Reviews: Oliver And Company
A wonderful underrated film
Generally regarded as one of the most criminally underrated Disney films of all time, Oliver & Company, a loose adaptation of Charles Dickens' Oliver Twist, is different from most Disney animated films. It's set in present-day New York City, and is about Oliver (voiced by a post-Gimme a Break!, pre-Blossom Joey Lawrence), a cute orange stray Kitten, who wants nothing more than a loving home with a loving owner. Along the way, he meets a cool Dog named Dodger (voiced by pop singer Billy Joel) as he follows him to a hideout on the pier. It turns out that Dodger is a leader of a band of pick-pocketing Dogs, owned by a homeless man named Fagin (voiced by Dom De Luise) The other members of Fagin's gang include Tito, a Chihuahua (voiced by Cheech Marin, one half of Cheech and Chong), Francis, a Bulldog (voiced by Roscoe Lee Browne), and Rita, a Saluki (voiced by Sheryl Lee Ralph).
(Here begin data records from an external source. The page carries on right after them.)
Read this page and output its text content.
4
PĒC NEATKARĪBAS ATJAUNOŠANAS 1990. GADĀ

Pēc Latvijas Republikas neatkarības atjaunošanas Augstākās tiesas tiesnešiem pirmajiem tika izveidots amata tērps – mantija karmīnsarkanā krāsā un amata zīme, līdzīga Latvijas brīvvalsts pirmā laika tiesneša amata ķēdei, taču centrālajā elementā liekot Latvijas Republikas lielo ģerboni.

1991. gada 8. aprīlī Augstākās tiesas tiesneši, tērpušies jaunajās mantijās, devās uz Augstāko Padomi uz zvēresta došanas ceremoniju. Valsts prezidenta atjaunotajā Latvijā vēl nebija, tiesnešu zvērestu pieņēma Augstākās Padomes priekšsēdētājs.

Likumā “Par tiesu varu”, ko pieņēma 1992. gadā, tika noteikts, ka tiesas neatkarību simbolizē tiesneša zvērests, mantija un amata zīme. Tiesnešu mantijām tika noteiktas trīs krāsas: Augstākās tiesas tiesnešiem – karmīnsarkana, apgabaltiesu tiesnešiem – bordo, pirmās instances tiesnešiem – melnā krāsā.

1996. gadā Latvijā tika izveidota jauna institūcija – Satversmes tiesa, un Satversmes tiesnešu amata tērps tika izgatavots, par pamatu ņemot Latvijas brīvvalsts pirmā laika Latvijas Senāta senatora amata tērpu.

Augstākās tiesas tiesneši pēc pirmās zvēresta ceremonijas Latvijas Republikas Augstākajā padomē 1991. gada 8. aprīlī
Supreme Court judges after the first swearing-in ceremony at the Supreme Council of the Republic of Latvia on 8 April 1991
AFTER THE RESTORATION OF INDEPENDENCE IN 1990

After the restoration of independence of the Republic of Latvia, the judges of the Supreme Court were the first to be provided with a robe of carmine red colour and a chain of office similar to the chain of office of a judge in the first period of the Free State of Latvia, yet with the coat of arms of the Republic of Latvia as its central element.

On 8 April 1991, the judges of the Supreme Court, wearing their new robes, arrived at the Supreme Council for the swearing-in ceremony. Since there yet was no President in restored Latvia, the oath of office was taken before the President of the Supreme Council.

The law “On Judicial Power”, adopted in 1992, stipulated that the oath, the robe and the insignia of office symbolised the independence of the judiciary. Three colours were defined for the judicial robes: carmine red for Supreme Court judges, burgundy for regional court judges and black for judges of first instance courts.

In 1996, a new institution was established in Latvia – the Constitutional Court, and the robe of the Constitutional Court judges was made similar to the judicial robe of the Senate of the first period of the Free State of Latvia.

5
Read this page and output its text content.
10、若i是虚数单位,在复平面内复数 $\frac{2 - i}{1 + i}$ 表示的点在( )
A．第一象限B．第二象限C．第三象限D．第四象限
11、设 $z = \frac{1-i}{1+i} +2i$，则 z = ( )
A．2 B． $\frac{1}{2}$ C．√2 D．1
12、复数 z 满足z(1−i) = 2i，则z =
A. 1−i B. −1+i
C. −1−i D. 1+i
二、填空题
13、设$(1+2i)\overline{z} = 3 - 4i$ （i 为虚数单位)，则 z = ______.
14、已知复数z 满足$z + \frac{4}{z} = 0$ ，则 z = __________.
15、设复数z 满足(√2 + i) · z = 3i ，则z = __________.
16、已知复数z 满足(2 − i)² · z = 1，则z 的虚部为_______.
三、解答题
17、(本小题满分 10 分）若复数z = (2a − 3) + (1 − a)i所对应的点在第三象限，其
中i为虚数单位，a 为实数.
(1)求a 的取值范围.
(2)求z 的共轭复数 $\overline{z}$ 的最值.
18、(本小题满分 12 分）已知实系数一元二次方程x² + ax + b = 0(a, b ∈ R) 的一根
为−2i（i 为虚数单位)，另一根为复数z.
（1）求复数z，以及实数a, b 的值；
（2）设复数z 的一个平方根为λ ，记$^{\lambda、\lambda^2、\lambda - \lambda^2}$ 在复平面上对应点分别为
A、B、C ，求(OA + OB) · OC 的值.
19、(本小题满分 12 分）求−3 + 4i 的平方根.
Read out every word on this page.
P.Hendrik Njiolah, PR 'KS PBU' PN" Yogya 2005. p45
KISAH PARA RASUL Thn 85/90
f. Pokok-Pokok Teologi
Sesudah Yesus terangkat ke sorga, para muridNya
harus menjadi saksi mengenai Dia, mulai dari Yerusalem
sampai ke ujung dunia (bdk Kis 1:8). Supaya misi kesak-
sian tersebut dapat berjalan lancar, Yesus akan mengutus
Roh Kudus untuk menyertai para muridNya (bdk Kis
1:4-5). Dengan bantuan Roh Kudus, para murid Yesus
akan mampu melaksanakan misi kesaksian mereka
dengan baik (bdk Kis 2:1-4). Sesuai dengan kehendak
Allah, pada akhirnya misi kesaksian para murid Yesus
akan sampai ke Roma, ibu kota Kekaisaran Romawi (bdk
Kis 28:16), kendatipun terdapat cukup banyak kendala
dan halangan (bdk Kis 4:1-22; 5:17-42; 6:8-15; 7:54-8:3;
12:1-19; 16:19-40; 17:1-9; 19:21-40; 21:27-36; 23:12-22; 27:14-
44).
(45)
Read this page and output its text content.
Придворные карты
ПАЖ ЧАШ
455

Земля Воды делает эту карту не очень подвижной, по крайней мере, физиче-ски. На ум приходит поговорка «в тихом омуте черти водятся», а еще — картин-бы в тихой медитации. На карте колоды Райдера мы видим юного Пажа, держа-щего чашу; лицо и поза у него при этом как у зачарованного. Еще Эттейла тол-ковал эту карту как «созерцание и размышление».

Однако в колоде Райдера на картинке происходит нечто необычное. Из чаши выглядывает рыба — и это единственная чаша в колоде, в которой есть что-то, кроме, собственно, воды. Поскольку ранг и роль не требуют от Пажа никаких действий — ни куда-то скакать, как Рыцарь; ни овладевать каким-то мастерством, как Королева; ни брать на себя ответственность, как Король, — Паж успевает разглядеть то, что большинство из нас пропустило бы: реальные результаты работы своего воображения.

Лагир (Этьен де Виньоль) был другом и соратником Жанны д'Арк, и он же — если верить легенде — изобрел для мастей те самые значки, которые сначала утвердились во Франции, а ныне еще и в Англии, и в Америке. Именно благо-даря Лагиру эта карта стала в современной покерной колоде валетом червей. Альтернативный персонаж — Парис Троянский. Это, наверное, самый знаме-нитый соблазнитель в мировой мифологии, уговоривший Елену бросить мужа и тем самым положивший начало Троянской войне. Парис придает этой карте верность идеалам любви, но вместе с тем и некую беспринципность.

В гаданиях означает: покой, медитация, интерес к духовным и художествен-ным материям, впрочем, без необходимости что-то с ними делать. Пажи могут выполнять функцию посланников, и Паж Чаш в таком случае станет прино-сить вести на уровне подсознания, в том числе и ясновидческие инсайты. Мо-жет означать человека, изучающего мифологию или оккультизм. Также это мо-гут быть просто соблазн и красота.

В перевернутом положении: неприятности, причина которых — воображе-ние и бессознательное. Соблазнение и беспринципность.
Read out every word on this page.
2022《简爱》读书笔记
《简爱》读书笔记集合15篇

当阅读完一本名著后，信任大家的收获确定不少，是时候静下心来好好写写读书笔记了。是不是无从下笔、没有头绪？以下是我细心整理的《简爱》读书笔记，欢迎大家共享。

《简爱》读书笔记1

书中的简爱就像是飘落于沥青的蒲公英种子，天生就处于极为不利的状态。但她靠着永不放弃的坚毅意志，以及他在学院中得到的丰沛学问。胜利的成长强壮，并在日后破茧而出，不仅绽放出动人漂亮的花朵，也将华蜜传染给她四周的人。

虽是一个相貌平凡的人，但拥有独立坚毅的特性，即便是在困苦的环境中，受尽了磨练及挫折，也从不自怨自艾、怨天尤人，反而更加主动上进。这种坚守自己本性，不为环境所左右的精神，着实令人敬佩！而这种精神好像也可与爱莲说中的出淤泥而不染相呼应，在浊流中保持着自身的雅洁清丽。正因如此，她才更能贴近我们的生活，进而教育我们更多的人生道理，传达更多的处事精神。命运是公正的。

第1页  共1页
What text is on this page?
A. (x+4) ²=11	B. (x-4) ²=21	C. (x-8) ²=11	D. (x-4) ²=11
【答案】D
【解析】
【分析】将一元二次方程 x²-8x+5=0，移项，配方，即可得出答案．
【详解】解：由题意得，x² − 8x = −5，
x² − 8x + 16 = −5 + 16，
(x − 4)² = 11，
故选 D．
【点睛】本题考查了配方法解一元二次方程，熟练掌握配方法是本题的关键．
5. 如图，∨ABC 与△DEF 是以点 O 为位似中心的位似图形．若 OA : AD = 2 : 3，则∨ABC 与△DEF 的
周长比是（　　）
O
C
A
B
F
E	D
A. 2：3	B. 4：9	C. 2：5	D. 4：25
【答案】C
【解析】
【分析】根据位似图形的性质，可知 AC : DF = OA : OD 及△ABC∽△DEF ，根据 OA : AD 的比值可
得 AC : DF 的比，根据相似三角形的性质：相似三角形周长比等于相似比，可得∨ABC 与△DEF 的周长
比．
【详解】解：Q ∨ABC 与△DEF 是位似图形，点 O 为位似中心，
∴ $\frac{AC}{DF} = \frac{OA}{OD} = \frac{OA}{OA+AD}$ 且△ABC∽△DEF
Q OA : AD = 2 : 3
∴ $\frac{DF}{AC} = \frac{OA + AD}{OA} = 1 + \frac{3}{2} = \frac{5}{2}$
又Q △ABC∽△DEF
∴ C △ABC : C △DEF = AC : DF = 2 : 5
Fagin has to pay a large some of money to a loan shark named Sykes (voiced by Robert Loggia) in 3 days, or his home will be destroyed. The next day, they attempt to steal a car, to make some money. However, things go wrong when Oliver ends up inside a car with a cute little girl named Jenny (voiced by a post-Alice in Wonderland '85 Natalie Gregory). Feeling incredibly lonely over the absence of her parents, she takes him under her wing. She immediately falls in love with him, but her jealous prize-winning Poodle (voiced by Bette Midler) wants him out. When the gang "rescues" him, Jenny goes looking for him, but then gets kidnapped. Now, Oliver and the gang must save her! What sets this film apart from the rest of the Disney animated cannon, is that all of its five original songs were written by different people. The fitting, emotional opening track, which sets the tone for the rest of the film (Huey Lewis' "Once Upon a Time in New York") was the late Howard Ashman's first Disney contribution. Other songs include the signature "Why Should I Worry" by Billy Joel, Ruth Pointer's "Streets of Gold", Bette Midlers' "Perfect Isn't Easy", and the simple but sweet "Good Company". An underrated gem that never gets the respect it deserves, "Oliver & Company" is one film that is not to be overlooked. Its success led the way to the Disney renaissance a year later with The Little Mermaid.